10 | Epik

Màu nền
Font chữ
Font size
Chiều cao dòng

Tema: Dunia dimana menulis cerita itu kegiatan ilegal

Karakter: Istri Pertama - maksud saya, Barbara


-

Lagi-lagi, gunungan buku-buku dibakar di tengah lapangan utama Mondstadt. Asap membumbung lebih tinggi dari patung Dewa Anemo yang selalu membukakan tangannya pada kebebasan.

Sudah beberapa bulan ini, semenjak terungkap bahwa ada orang-orang tertentu menumpuk buku cerita di bawah tanah, para Penertib Pustaka berkeliling setiap hari, memaksa semua yang menyembunyikan buku-buku cerita untuk mengeluarkannya. Atau, hukuman menanti mereka; hukuman yang sama sekali tidak manusiawi, kata orang-orang yang berhasil selamat. 

Entah kapan propaganda itu muncul, namun seketika 'perintah' membuang semua buku cerita datang dari Celestia, para Penertib Pustaka dengan tundung sehitam malam dan seringai selicik rubah terus menyambang dan mencari. 

Kabarnya, mereka berhasil menangkap Albedo karena keterlibatannya dalam buku-buku Legenda Gelimang Tombak gubahan Xingqiu.

"Kita harus tetap tenang," Sister Rosalia menyuarakan itu di dalam gereja yang terkunci rapat. "Walaupun Albedo dan Nona Jean tertangkap, kita masih bisa menjalankan misi kita untuk mengembalikan cerita ke khalayak yang sepantasnya."

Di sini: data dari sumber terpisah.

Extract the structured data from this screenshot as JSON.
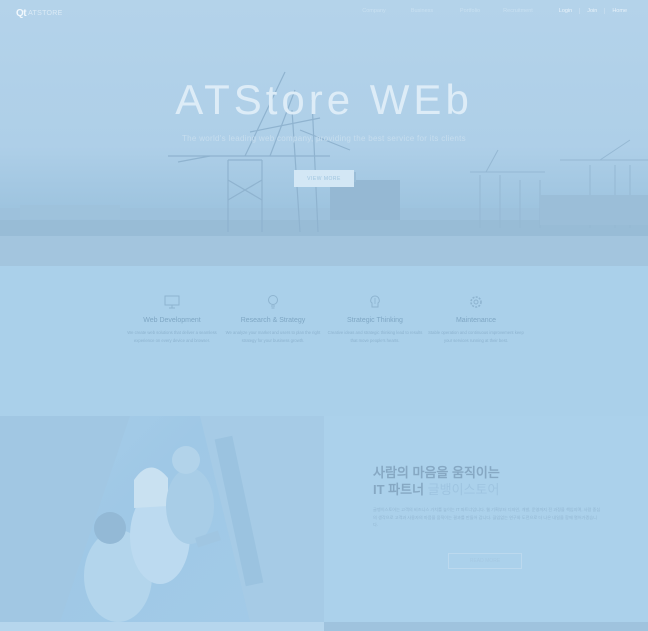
{
  "header": {
    "logo_mark": "Qt",
    "logo_text": "ATSTORE",
    "nav": [
      "Company",
      "Business",
      "Portfolio",
      "Recruitment"
    ],
    "util": [
      "Login",
      "Join",
      "Home"
    ]
  },
  "hero": {
    "title": "ATStore WEb",
    "subtitle": "The world's leading web company, providing the best service for its clients",
    "button": "VIEW MORE"
  },
  "services": [
    {
      "icon": "monitor-icon",
      "title": "Web Development",
      "desc": "We create web solutions that deliver a seamless experience on every device and browser."
    },
    {
      "icon": "lightbulb-icon",
      "title": "Research & Strategy",
      "desc": "We analyze your market and users to plan the right strategy for your business growth."
    },
    {
      "icon": "brain-icon",
      "title": "Strategic Thinking",
      "desc": "Creative ideas and strategic thinking lead to results that move people's hearts."
    },
    {
      "icon": "gear-icon",
      "title": "Maintenance",
      "desc": "Stable operation and continuous improvement keep your services running at their best."
    }
  ],
  "about": {
    "heading_line1": "사람의 마음을 움직이는",
    "heading_line2_prefix": "IT 파트너",
    "heading_line2_highlight": "글뱅이스토어",
    "body": "글뱅이스토어는 고객의 비즈니스 가치를 높이는 IT 파트너입니다. 웹 기획부터 디자인, 개발, 운영까지 전 과정을 책임지며, 사람 중심의 생각으로 고객과 사용자의 마음을 움직이는 결과를 만들어 갑니다. 끊임없는 연구와 도전으로 더 나은 내일을 함께 열어가겠습니다.",
    "button": "READ MORE"
  },
  "colors": {
    "overlay": "#a9d0ea",
    "heading": "#86a8c3",
    "highlight": "#9ec4e0"
  }
}
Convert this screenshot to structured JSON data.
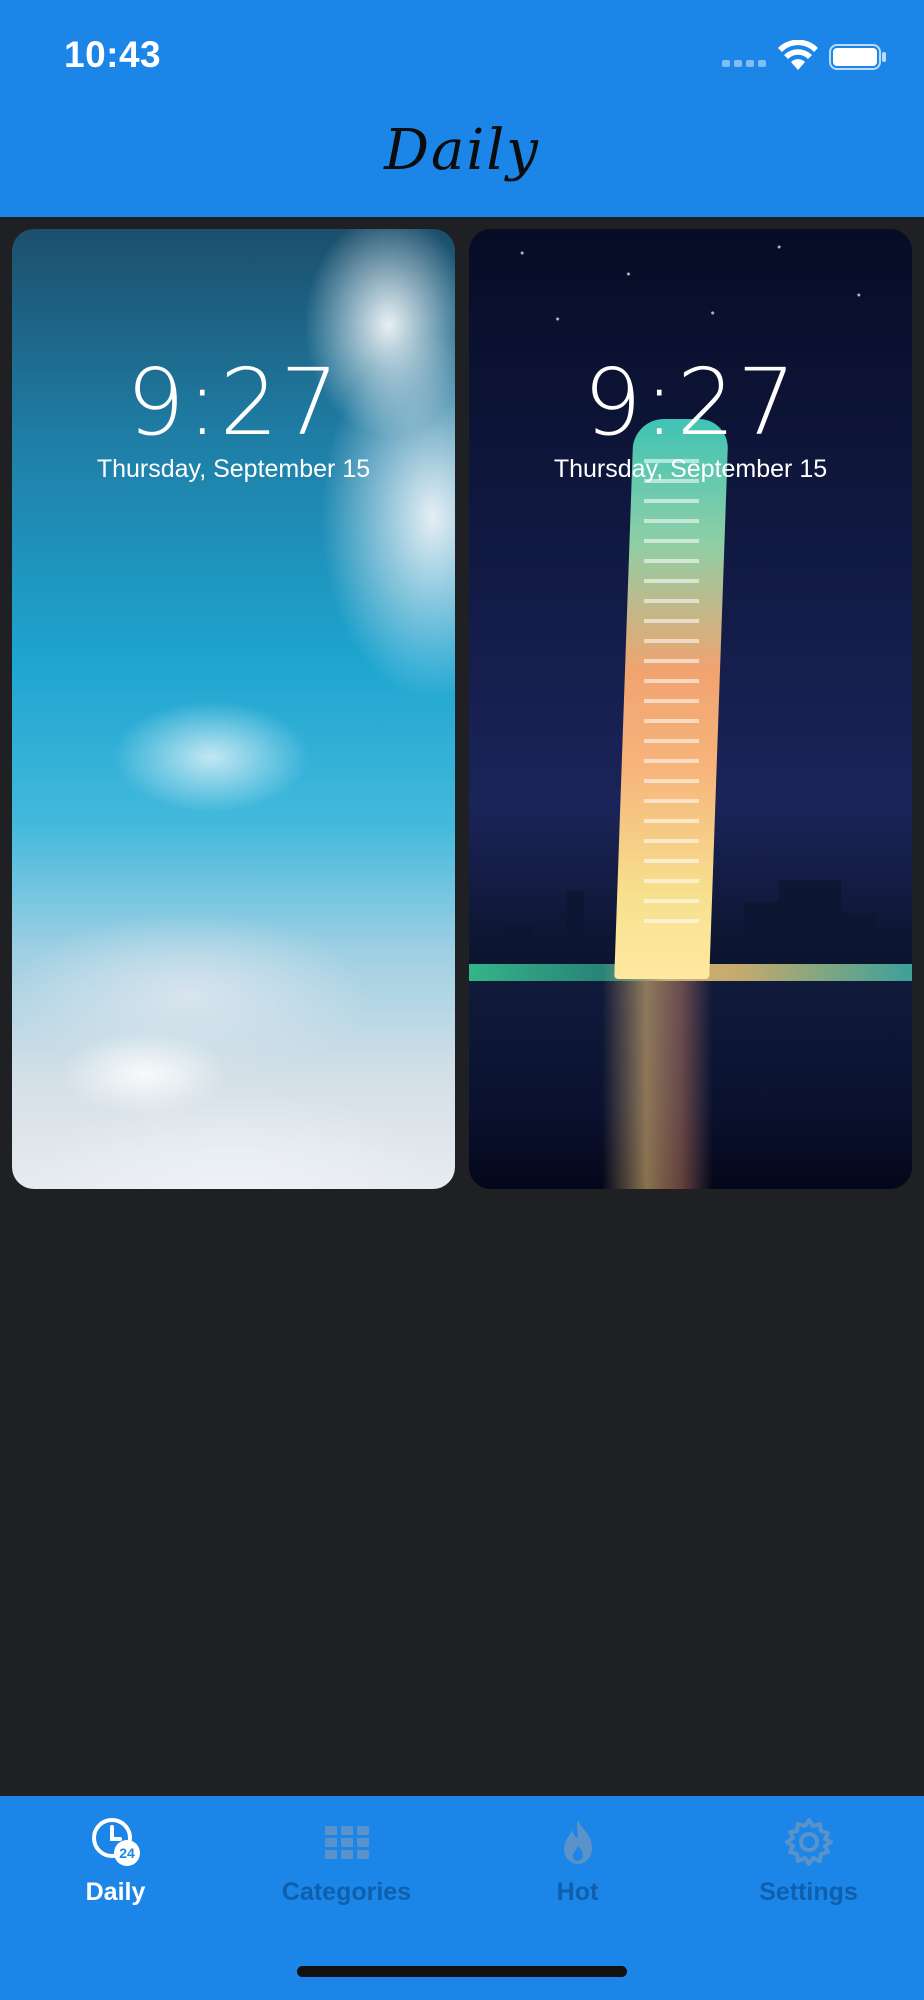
{
  "status_bar": {
    "time": "10:43"
  },
  "header": {
    "title": "Daily"
  },
  "wallpapers": [
    {
      "lock_time": "9:27",
      "lock_date": "Thursday, September 15",
      "theme": "clouds-sky"
    },
    {
      "lock_time": "9:27",
      "lock_date": "Thursday, September 15",
      "theme": "city-tower-night"
    }
  ],
  "tab_bar": {
    "tabs": [
      {
        "label": "Daily",
        "icon": "clock-24-icon",
        "active": true
      },
      {
        "label": "Categories",
        "icon": "grid-icon",
        "active": false
      },
      {
        "label": "Hot",
        "icon": "flame-icon",
        "active": false
      },
      {
        "label": "Settings",
        "icon": "gear-icon",
        "active": false
      }
    ]
  },
  "colors": {
    "accent": "#1b86e8",
    "background": "#1f2023",
    "tab_inactive": "#0f5fad",
    "tab_active": "#ffffff"
  }
}
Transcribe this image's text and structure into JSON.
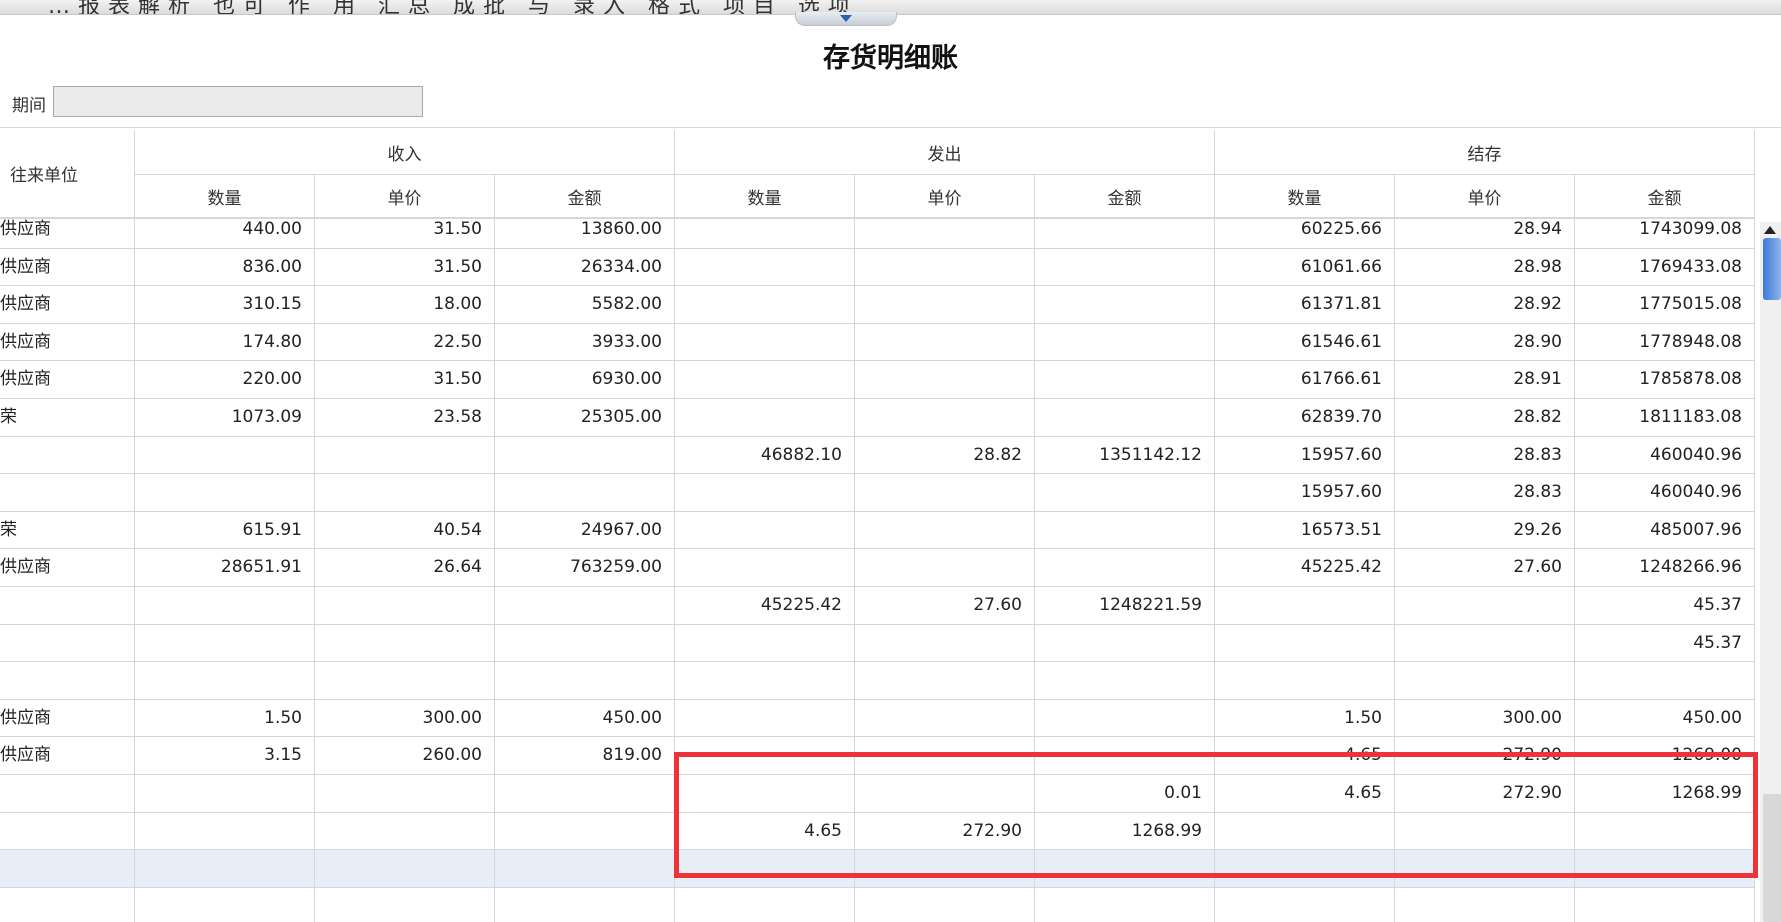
{
  "topbar": {
    "clipped_text": "…报表解析 也可 作 用 汇总 成批 与 录入 格式 项目 选项"
  },
  "report": {
    "title": "存货明细账"
  },
  "filter": {
    "period_label": "期间",
    "period_value": ""
  },
  "table": {
    "partner_header": "往来单位",
    "groups": [
      "收入",
      "发出",
      "结存"
    ],
    "subheaders": [
      "数量",
      "单价",
      "金额",
      "数量",
      "单价",
      "金额",
      "数量",
      "单价",
      "金额"
    ],
    "rows": [
      [
        "供应商",
        "440.00",
        "31.50",
        "13860.00",
        "",
        "",
        "",
        "60225.66",
        "28.94",
        "1743099.08"
      ],
      [
        "供应商",
        "836.00",
        "31.50",
        "26334.00",
        "",
        "",
        "",
        "61061.66",
        "28.98",
        "1769433.08"
      ],
      [
        "供应商",
        "310.15",
        "18.00",
        "5582.00",
        "",
        "",
        "",
        "61371.81",
        "28.92",
        "1775015.08"
      ],
      [
        "供应商",
        "174.80",
        "22.50",
        "3933.00",
        "",
        "",
        "",
        "61546.61",
        "28.90",
        "1778948.08"
      ],
      [
        "供应商",
        "220.00",
        "31.50",
        "6930.00",
        "",
        "",
        "",
        "61766.61",
        "28.91",
        "1785878.08"
      ],
      [
        "荣",
        "1073.09",
        "23.58",
        "25305.00",
        "",
        "",
        "",
        "62839.70",
        "28.82",
        "1811183.08"
      ],
      [
        "",
        "",
        "",
        "",
        "46882.10",
        "28.82",
        "1351142.12",
        "15957.60",
        "28.83",
        "460040.96"
      ],
      [
        "",
        "",
        "",
        "",
        "",
        "",
        "",
        "15957.60",
        "28.83",
        "460040.96"
      ],
      [
        "荣",
        "615.91",
        "40.54",
        "24967.00",
        "",
        "",
        "",
        "16573.51",
        "29.26",
        "485007.96"
      ],
      [
        "供应商",
        "28651.91",
        "26.64",
        "763259.00",
        "",
        "",
        "",
        "45225.42",
        "27.60",
        "1248266.96"
      ],
      [
        "",
        "",
        "",
        "",
        "45225.42",
        "27.60",
        "1248221.59",
        "",
        "",
        "45.37"
      ],
      [
        "",
        "",
        "",
        "",
        "",
        "",
        "",
        "",
        "",
        "45.37"
      ],
      [
        "",
        "",
        "",
        "",
        "",
        "",
        "",
        "",
        "",
        ""
      ],
      [
        "供应商",
        "1.50",
        "300.00",
        "450.00",
        "",
        "",
        "",
        "1.50",
        "300.00",
        "450.00"
      ],
      [
        "供应商",
        "3.15",
        "260.00",
        "819.00",
        "",
        "",
        "",
        "4.65",
        "272.90",
        "1269.00"
      ],
      [
        "",
        "",
        "",
        "",
        "",
        "",
        "0.01",
        "4.65",
        "272.90",
        "1268.99"
      ],
      [
        "",
        "",
        "",
        "",
        "4.65",
        "272.90",
        "1268.99",
        "",
        "",
        ""
      ],
      [
        "",
        "",
        "",
        "",
        "",
        "",
        "",
        "",
        "",
        ""
      ],
      [
        "",
        "",
        "",
        "",
        "",
        "",
        "",
        "",
        "",
        ""
      ],
      [
        "",
        "",
        "",
        "",
        "",
        "",
        "",
        "",
        "",
        ""
      ]
    ],
    "highlighted_row_index": 17
  },
  "colors": {
    "highlight_box": "#ee3338",
    "selected_row": "#e8eef7"
  }
}
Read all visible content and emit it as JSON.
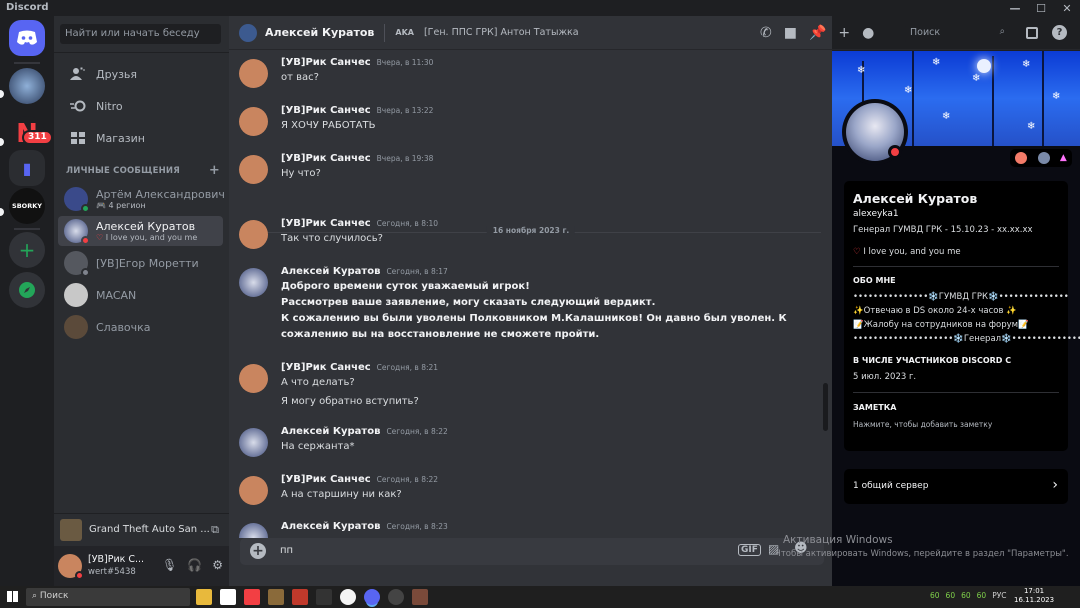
{
  "window": {
    "title": "Discord"
  },
  "sidebar": {
    "search_placeholder": "Найти или начать беседу",
    "nav": [
      {
        "label": "Друзья"
      },
      {
        "label": "Nitro"
      },
      {
        "label": "Магазин"
      }
    ],
    "dm_header": "ЛИЧНЫЕ СООБЩЕНИЯ",
    "dms": [
      {
        "name": "Артём Александрович",
        "sub": "4 регион"
      },
      {
        "name": "Алексей Куратов",
        "sub": "I love you, and you me"
      },
      {
        "name": "[УВ]Егор Моретти",
        "sub": ""
      },
      {
        "name": "MACAN",
        "sub": ""
      },
      {
        "name": "Славочка",
        "sub": ""
      }
    ],
    "activity": "Grand Theft Auto San ...",
    "user": {
      "name": "[УВ]Рик С...",
      "tag": "wert#5438"
    }
  },
  "rail": {
    "badge": "311",
    "server_label": "SBORKY"
  },
  "header": {
    "name": "Алексей Куратов",
    "aka": "AKA",
    "alias": "[Ген. ППС ГРК] Антон Татыжка",
    "search_placeholder": "Поиск"
  },
  "messages": [
    {
      "author": "[УВ]Рик Санчес",
      "time": "Вчера, в 11:30",
      "lines": [
        "от вас?"
      ]
    },
    {
      "author": "[УВ]Рик Санчес",
      "time": "Вчера, в 13:22",
      "lines": [
        "Я ХОЧУ РАБОТАТЬ"
      ]
    },
    {
      "author": "[УВ]Рик Санчес",
      "time": "Вчера, в 19:38",
      "lines": [
        "Ну что?"
      ]
    },
    {
      "author": "[УВ]Рик Санчес",
      "time": "Сегодня, в 8:10",
      "lines": [
        "Так что случилось?"
      ]
    },
    {
      "author": "Алексей Куратов",
      "time": "Сегодня, в 8:17",
      "lines": [
        "Доброго времени суток уважаемый игрок!",
        "Рассмотрев ваше заявление, могу сказать следующий вердикт.",
        "К сожалению вы были уволены Полковником М.Калашников! Он давно был уволен. К",
        "сожалению вы на восстановление не сможете пройти."
      ]
    },
    {
      "author": "[УВ]Рик Санчес",
      "time": "Сегодня, в 8:21",
      "lines": [
        "А что делать?",
        "Я могу обратно вступить?"
      ]
    },
    {
      "author": "Алексей Куратов",
      "time": "Сегодня, в 8:22",
      "lines": [
        "На сержанта*"
      ]
    },
    {
      "author": "[УВ]Рик Санчес",
      "time": "Сегодня, в 8:22",
      "lines": [
        "А на старшину ни как?"
      ]
    },
    {
      "author": "Алексей Куратов",
      "time": "Сегодня, в 8:23",
      "lines": []
    }
  ],
  "date_divider": "16 ноября 2023 г.",
  "composer": {
    "value": "пп",
    "gif": "GIF"
  },
  "profile": {
    "name": "Алексей Куратов",
    "username": "alexeyka1",
    "pronouns": "Генерал ГУМВД ГРК - 15.10.23 - xx.xx.xx",
    "status": "I love you, and you me",
    "about_header": "ОБО МНЕ",
    "about": [
      "•••••••••••••••❄️ГУМВД ГРК❄️••••••••••••••",
      "✨Отвечаю в DS около 24-х  часов ✨",
      "📝Жалобу на сотрудников на форум📝",
      "••••••••••••••••••••❄️Генерал❄️•••••••••••••••••••"
    ],
    "member_header": "В ЧИСЛЕ УЧАСТНИКОВ DISCORD С",
    "member_since": "5 июл. 2023 г.",
    "note_header": "ЗАМЕТКА",
    "note_placeholder": "Нажмите, чтобы добавить заметку",
    "mutual": "1 общий сервер"
  },
  "watermark": {
    "title": "Активация Windows",
    "sub": "Чтобы активировать Windows, перейдите в раздел \"Параметры\"."
  },
  "taskbar": {
    "search": "Поиск",
    "tray": [
      "60",
      "60",
      "60",
      "60",
      "РУС"
    ],
    "time": "17:01",
    "date": "16.11.2023"
  }
}
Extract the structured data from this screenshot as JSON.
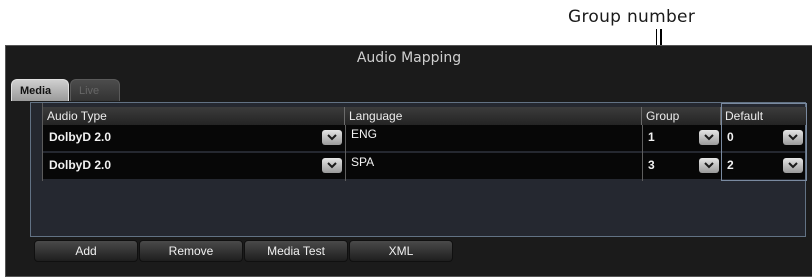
{
  "annotation": {
    "label": "Group number"
  },
  "window": {
    "title": "Audio Mapping"
  },
  "tabs": [
    {
      "label": "Media",
      "active": true
    },
    {
      "label": "Live",
      "active": false
    }
  ],
  "table": {
    "columns": [
      "Audio Type",
      "Language",
      "Group",
      "Default"
    ],
    "rows": [
      {
        "audio_type": "DolbyD 2.0",
        "language": "ENG",
        "group": "1",
        "default": "0"
      },
      {
        "audio_type": "DolbyD 2.0",
        "language": "SPA",
        "group": "3",
        "default": "2"
      }
    ]
  },
  "buttons": {
    "add": "Add",
    "remove": "Remove",
    "media_test": "Media Test",
    "xml": "XML"
  },
  "colors": {
    "panel_bg": "#1b1b1b",
    "content_bg": "#252830",
    "row_bg": "#070707",
    "content_border": "#627284"
  },
  "icons": {
    "dropdown": "chevron-down-icon"
  }
}
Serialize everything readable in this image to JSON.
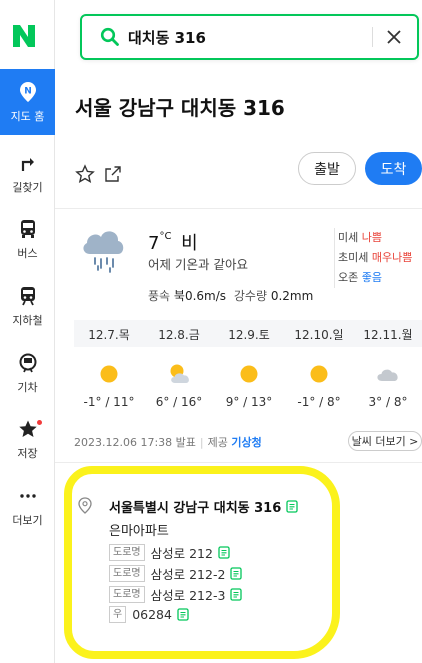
{
  "app": {
    "logo_letter": "N",
    "brand_color": "#03c75a",
    "accent_color": "#1f7cf3"
  },
  "rail": {
    "items": [
      {
        "label": "지도 홈",
        "icon": "map-pin-icon",
        "active": true
      },
      {
        "label": "길찾기",
        "icon": "turn-arrow-icon"
      },
      {
        "label": "버스",
        "icon": "bus-icon"
      },
      {
        "label": "지하철",
        "icon": "subway-icon"
      },
      {
        "label": "기차",
        "icon": "train-icon"
      },
      {
        "label": "저장",
        "icon": "star-icon",
        "has_badge": true
      },
      {
        "label": "더보기",
        "icon": "more-dots-icon"
      }
    ]
  },
  "search": {
    "query": "대치동 316"
  },
  "place": {
    "title": "서울 강남구 대치동 316"
  },
  "actions": {
    "start_label": "출발",
    "arrive_label": "도착"
  },
  "weather": {
    "temp": "7",
    "unit": "°C",
    "condition": "비",
    "compare": "어제 기온과 같아요",
    "wind_label": "풍속",
    "wind_value": "북0.6m/s",
    "rain_label": "강수량",
    "rain_value": "0.2mm",
    "air": [
      {
        "label": "미세",
        "value": "나쁨",
        "status": "bad"
      },
      {
        "label": "초미세",
        "value": "매우나쁨",
        "status": "bad"
      },
      {
        "label": "오존",
        "value": "좋음",
        "status": "good"
      }
    ],
    "forecast": [
      {
        "date": "12.7.목",
        "icon": "sun-icon",
        "temps": "-1° / 11°"
      },
      {
        "date": "12.8.금",
        "icon": "partly-cloudy-icon",
        "temps": "6° / 16°"
      },
      {
        "date": "12.9.토",
        "icon": "sun-icon",
        "temps": "9° / 13°"
      },
      {
        "date": "12.10.일",
        "icon": "sun-icon",
        "temps": "-1° / 8°"
      },
      {
        "date": "12.11.월",
        "icon": "cloud-icon",
        "temps": "3° / 8°"
      }
    ],
    "issued": "2023.12.06 17:38 발표",
    "provider_label": "제공",
    "provider": "기상청",
    "more_label": "날씨 더보기 >"
  },
  "address": {
    "jibun": "서울특별시 강남구 대치동 316",
    "building": "은마아파트",
    "road_tag": "도로명",
    "roads": [
      "삼성로 212",
      "삼성로 212-2",
      "삼성로 212-3"
    ],
    "zip_tag": "우",
    "zip": "06284"
  }
}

Barbara menarik nafas panjang, sebelum membuangnya dengan perasaan berat. Sister Rosalia menatapnya sesekali ketika ia menjelaskan rencana mereka pada para Sister lain yang ketakutan. Di antara Sister senior lain, memang Rosalia-lah yang mampu membujuk mereka, ketika Barbara merasa tidak mampu. Master Varka dan Kardinal Simon masih sibuk dengan pertemuan lintas negara karena kehebohan ini, mereka - sebagai punggawa kebebasan - tidak bisa diam begitu saja. 

"Jadi, Sister Barbara," begitu namanya dipanggil, Barbara pun terkesiap. "Saya yakin anda sudah siap untuk menjadi tonggak awal rencana ini, sesuai dengan apa yang sudah kita bicarakan?"

Barbara tak kuasa menelan ludah. Memang, ia sudah tahu apa yang akan terjadi nanti ketika 'rencana' ini sudah dijalankan. Ini sama dengan meniti jalan di atas seutas tali - jatuh sudah berarti mati dan sangat, sangat mudah untuk jatuh. 

Rosaria menatapnya sekali lagi, begitu juga seluruh Sister yang hadir. 

Ini adalah satu-satunya kesempatan baginya untuk menjadi berguna. 

Seorang biarawati memang tidak punya penanda untuk menunjukkan rasa hormat atau kesiapannya kepada tugas yang diberikan, tidak seperti para kesatria Mondstadt yang akan membentangkan tangan kanannya empat puluh lima derajat bertolak dengan tubuhnya. Ia juga telah menerima kenyataan bahwa darah kesatria yang mengalir di dalam pembuluhnya bukanlah miliknya. Yang biarawati seperti dirinya bisa lakukan adalah bersimpuh, menunduk lurus searah dengan patung Barbatos yang telah mengawasinya sejak ia dibaiat menjadi seorang suci.

"Barbara, siap untuk menjalankan rencana."

-

Sesaat asap menghilang dan langit kembali kosong, Barbara datang menuju tempat di mana kedua belah tangan Barbatos bertemu. Seragam biarawati putih yang dikenakannya sangat mencolok, terutama karena tertimpa sinar matahari yang mengintip dari sela-sela awan yang menghitam. 

Para Sister telah bersiap di bawah patung, menghardik para Penertib Pustaka yang tengah merapikan lapangan sehabis pembakaran sekian eksemplar buku yang percuma. 

Dengan setengah ketukan, Barbara mulai bernyanyi. Angin, seakan mendengar nyanyiannya, mendengungkan lagunya jauh ke belantara negeri. 

Tidak, Barbara tidak sekedar menyanyi, ia melantunkan legenda yang telah terpatri di cerita sebuah panah yang diberi nama Amos. Lalu ia bernyanyi legenda-legenda yang ada di kitab-kitab tua mengenai Mondstadt. Setiap satu bait, para Penertib Pustaka sadar apa yang tengah Barbara lakukan, mereka mencoba menghentikan Barbara - mereka pun dihadang oleh Sister-Sister yang telah bersiap diri.